Como ocorre em vários setores da sociedade e em grande parte do mercado de trabalho no Brasil, as cientistas ainda enfrentam dificuldades para seguir com a carreira. Os obstáculos são diversos, mas não impedem a superação dos desafios e os exemplos de sucesso.
Tânia Pereira Dominici, astrônoma do Laboratório Nacional de Astrofísica (LNA), em Itajubá (MG), na adolescência já sabia o queria ser, uma cientista. Ela começou um programa de visitação em universidades até definir em que área entraria. Hoje, ela trabalha com astronomia observacional, instrumentação, suporte aos usuários e á comunidade astronômica e é gerente do observatório Pico dos Dias, que é o maior telescópio do Brasil.

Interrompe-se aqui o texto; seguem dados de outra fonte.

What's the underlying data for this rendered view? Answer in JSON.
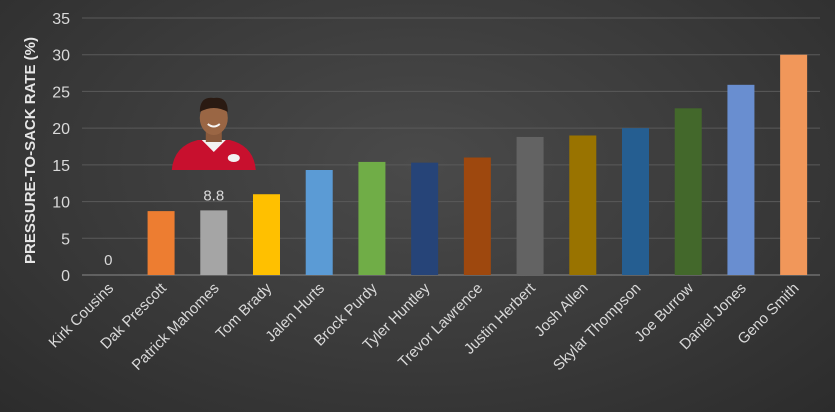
{
  "chart_data": {
    "type": "bar",
    "title": "",
    "xlabel": "",
    "ylabel": "PRESSURE-TO-SACK RATE (%)",
    "ylim": [
      0,
      35
    ],
    "yticks": [
      0,
      5,
      10,
      15,
      20,
      25,
      30,
      35
    ],
    "grid": true,
    "categories": [
      "Kirk Cousins",
      "Dak Prescott",
      "Patrick Mahomes",
      "Tom Brady",
      "Jalen Hurts",
      "Brock Purdy",
      "Tyler Huntley",
      "Trevor Lawrence",
      "Justin Herbert",
      "Josh Allen",
      "Skylar Thompson",
      "Joe Burrow",
      "Daniel Jones",
      "Geno Smith"
    ],
    "values": [
      0,
      8.7,
      8.8,
      11.0,
      14.3,
      15.4,
      15.3,
      16.0,
      18.8,
      19.0,
      20.0,
      22.7,
      25.9,
      30.0
    ],
    "colors": [
      "#5b9bd5",
      "#ed7d31",
      "#a5a5a5",
      "#ffc000",
      "#5b9bd5",
      "#70ad47",
      "#264478",
      "#9e480e",
      "#636363",
      "#997300",
      "#255e91",
      "#43682b",
      "#698ed0",
      "#f1975a"
    ],
    "data_labels": [
      {
        "category": "Kirk Cousins",
        "text": "0"
      },
      {
        "category": "Patrick Mahomes",
        "text": "8.8"
      }
    ],
    "highlight_image": {
      "category": "Patrick Mahomes",
      "description": "player-headshot-red-jersey"
    }
  }
}
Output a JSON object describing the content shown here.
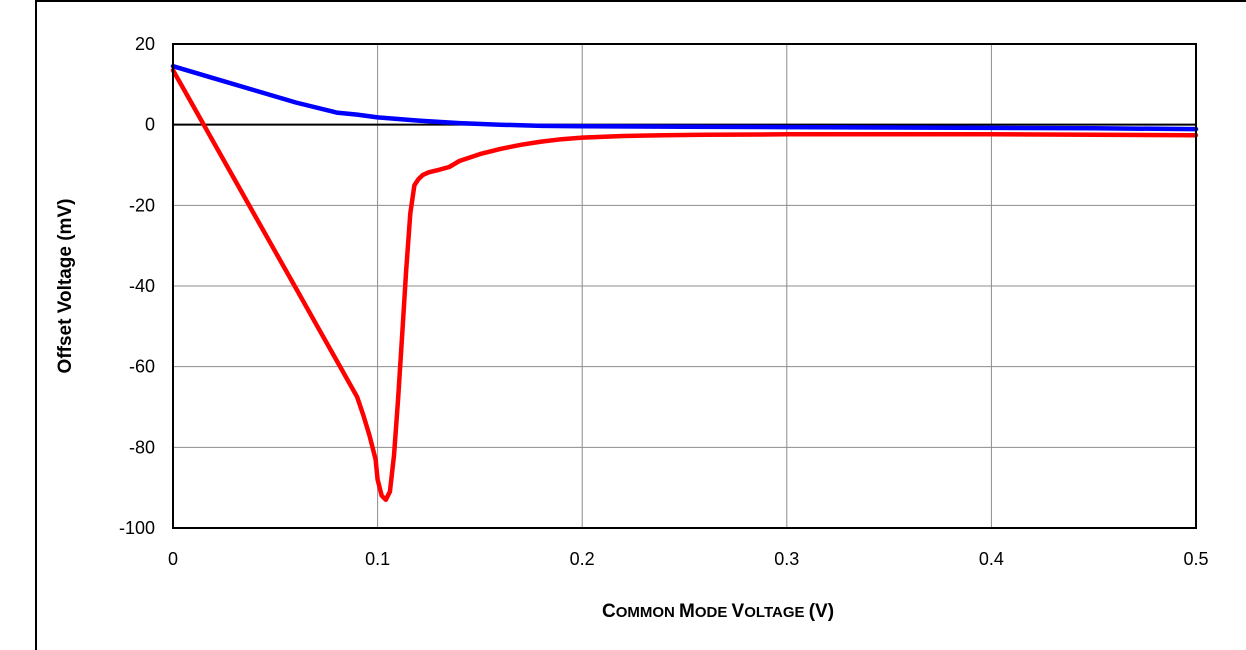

Tânia diz das dificuldades da caminhada para o sucesso na ciência. Da participação pequena das mulheres. Em particular na astronomia as mulheres são pouco representadas. Para ela, é necessário colocar a carreira científica como uma opção para as mulheres. Em sua área, passou por algumas faculdades no exterior, até se consolidar no LNA.
A cientista acredita em políticas públicas para informar todos os aspectos de sua área de formação, pois no caso dela como astrônoma, tem que ter disponibilidade de morar no exterior até se estabilizar em algum instituto. Na astronomia levam-se pelo menos 10 anos para se fixar em algum laboratório.
Dados do Conselho Nacional de Desenvolvimento Científico e Tecnológico (CNPq/MCT) mostram que apenas 34% das mulheres chegam ao topo da carreira científica. Os diagnósticos divulgados concluíram que os níveis mais altos da bolsa de Produtividade e Pesquisa, do CNPq, estão em sua maioria com pesquisadores do sexo masculino, enquanto nos níveis iniciais da carreira, o número de mulheres é bem mais expressivo, ou seja, as cientistas desistem de prosseguir com seus estudos.
Para Wrana Panizzi, vice-presidente do CNPq, a imagem do cientista ainda está vinculada ao sexo masculino. Para ela, um forte investimento em políticas públicas é um fator capaz de mudar a visão das mulheres e incentivá-las nas carreiras científicas.
O CNPq tem um programa chamado Mulher Ciência. Ele visa difundir a carreira científica das mulheres. Existe também um conjunto de ações para incentivá-las. Um exemplo que tira as mulheres do circuito científico é a maternidade, e nesse aspecto o CNPq tem uma ação que prorroga o prazo das bolsistas para que não haja desistência na conclusão das pesquisas afetando, consequentemente, o desenvimento da carreira.
Para Wrana é necessário ampliar a visibilidade das cientistas que trabalham para a evolução científica das mulheres brasileiras. Lutar pela legitimidade dos trabalhos desenvolvidos e se destacar no mundo científico.